La vida es una cadena

Sé que mis partidos de fútbol están contados… Por lo menos eso es lo que parece a juzgar por lo que ocurre a mi alrededor: sigo disputando varios partidos por semana, pero cada vez son más numerosas las ocasiones en las que soy el jugador más veterano sobre el terreno de juego. Y eso me hace suponer que más pronto que tarde tendré que colgar las botas, aunque mientras el cuerpo aguante me seguiré arrastrando por las pachanguitas con los amigos, y si hace falta pondré yo el balón para que me dejen jugar.

Sin embargo, he empezado a buscar un deporte de sustitución: para el tenis me parece que llego tarde, porque requiere de una técnica depurada que, como los idiomas, se aprende mejor de joven; el paddle es más asequible, pero las veces que lo he jugado me he sentido culpable por ser el punto débil de la pareja y ver cómo mi compañero acaba optando por ir a devolver las bolas que van hacia mi esquina; el baloncesto tiene un balón demasiado grande y una canasta demasiado pequeña… Así que, al final, me he decidido por la bicicleta de montaña y a lo largo de este curso he salido unas cuantas veces.

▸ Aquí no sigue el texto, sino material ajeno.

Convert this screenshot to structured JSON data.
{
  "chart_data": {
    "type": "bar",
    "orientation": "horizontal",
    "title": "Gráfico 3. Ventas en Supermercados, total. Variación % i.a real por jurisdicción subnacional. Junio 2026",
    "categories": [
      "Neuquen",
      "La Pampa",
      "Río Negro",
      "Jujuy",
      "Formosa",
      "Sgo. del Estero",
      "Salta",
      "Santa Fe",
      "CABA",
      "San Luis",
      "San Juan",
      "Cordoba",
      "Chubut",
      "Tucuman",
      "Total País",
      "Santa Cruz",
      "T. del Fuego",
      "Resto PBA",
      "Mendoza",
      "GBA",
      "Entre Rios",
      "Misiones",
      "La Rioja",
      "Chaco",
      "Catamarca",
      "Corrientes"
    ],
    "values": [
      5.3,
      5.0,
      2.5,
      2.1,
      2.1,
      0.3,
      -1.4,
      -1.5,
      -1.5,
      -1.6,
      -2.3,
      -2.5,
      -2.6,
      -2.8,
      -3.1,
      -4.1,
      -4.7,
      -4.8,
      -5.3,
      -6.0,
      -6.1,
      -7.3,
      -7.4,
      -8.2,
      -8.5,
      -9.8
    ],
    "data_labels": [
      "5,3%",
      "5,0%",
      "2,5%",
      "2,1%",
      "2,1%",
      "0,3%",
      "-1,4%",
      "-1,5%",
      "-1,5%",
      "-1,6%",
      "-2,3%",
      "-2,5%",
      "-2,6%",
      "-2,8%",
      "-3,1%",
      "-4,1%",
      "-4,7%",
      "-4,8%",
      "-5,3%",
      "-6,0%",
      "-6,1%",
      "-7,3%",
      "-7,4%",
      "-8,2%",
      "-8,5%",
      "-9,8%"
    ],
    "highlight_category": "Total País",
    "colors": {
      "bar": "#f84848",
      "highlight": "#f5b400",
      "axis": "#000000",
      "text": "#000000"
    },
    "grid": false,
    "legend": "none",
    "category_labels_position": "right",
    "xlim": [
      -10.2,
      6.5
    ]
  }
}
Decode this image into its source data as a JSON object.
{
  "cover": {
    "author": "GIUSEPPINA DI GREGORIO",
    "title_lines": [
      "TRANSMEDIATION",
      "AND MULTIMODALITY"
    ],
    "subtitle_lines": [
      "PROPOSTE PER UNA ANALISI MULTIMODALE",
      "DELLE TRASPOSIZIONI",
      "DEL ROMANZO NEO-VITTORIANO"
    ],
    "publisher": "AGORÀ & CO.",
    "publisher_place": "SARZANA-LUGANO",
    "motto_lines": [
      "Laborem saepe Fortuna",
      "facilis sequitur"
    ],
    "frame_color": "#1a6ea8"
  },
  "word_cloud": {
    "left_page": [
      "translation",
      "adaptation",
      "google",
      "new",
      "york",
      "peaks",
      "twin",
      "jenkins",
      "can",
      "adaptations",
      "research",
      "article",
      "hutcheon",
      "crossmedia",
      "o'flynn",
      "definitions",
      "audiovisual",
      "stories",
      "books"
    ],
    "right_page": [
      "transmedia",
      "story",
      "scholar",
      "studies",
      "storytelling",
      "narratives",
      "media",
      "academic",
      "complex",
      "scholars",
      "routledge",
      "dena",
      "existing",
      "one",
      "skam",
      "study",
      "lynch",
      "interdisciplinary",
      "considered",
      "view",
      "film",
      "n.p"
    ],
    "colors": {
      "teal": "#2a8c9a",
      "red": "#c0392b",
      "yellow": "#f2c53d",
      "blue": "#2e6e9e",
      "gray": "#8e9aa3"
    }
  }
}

Por eso, este verano me animé y me llevé la bici a Granada y he hecho algunas excursiones lo suficientemente duras como para haberme arrepentido en algún momento de haber ido y lo suficientemente asequibles para volver a salir días después. Una de esas excursiones fue por una pista que va hacia el Trevenque, el rey de la baja montaña granadina.

Llevábamos ya unos veinte kilómetros de subida casi continua cuando en la última cuesta los rodamientos de mi bici decidieron solidarizarse conmigo y decir «hasta aquí hemos llegado». En realidad, no era la última cuesta, pero fue la última porque no se podía seguir con la bici en aquellas condiciones. El problema es que quedaban, por lo menos, otros veinte kilómetros de vuelta… Afortunadamente, dio la casualidad (prefiero llamarlo divina providencia) de que nos encontramos en aquella pista perdida entre los montes a Mauro y Paloma con su hijo de tres años que habían decidido coger el coche y explorar esa parte de la sierra sin tener muy claro dónde acabarían… y sin saber que iban a acabar en el sitio exacto para poder echarnos una mano.

Metimos como se pudo la bicicleta en el maletero que tuvimos que atar con un gancho para dejarlo medio cerrado y me bajaron hasta el pueblo, mientras los demás volvían al punto de partida, a través de 20 agradecidos kilómetros de bajada. Aunque el realmente agradecido fui yo, porque es muy de agradecer que alguien se preste a terminar su excursión y llenar el coche de polvo para llevar a un perfecto desconocido hasta un pueblo perdido. Me dejaron a la entrada del pueblo y sacamos la bici del coche, pero se les olvidó en el manillar el gancho con el que habíamos cerrado el maletero.

Como más o menos me habían indicado por dónde quedaban las casas rurales en las que estaban veraneando, cuando mis amigos vinieron a recogerme, decidimos volver a buscarles para devolverles el gancho y, de paso, darles unos euros con los que lavar el coche que había quedado más que empolvado… Encontré a Mauro después de un rato de búsqueda y le devolví el gancho, pero se negó en rotundo a aceptar el dinero. «La vida es una cadena», me dijo, e igual que él me había recogido a mí, a él le habían recogido hacía ya un tiempo después de darse un buen golpe con su bicicleta. Y ahora soy yo el que ha quedado con deuda de agradecimiento y mientras la vida me da la oportunidad de devolver el favor, aquí les escribo esto a Mauro y Paloma, aun a sabiendas de que nunca lo leerán.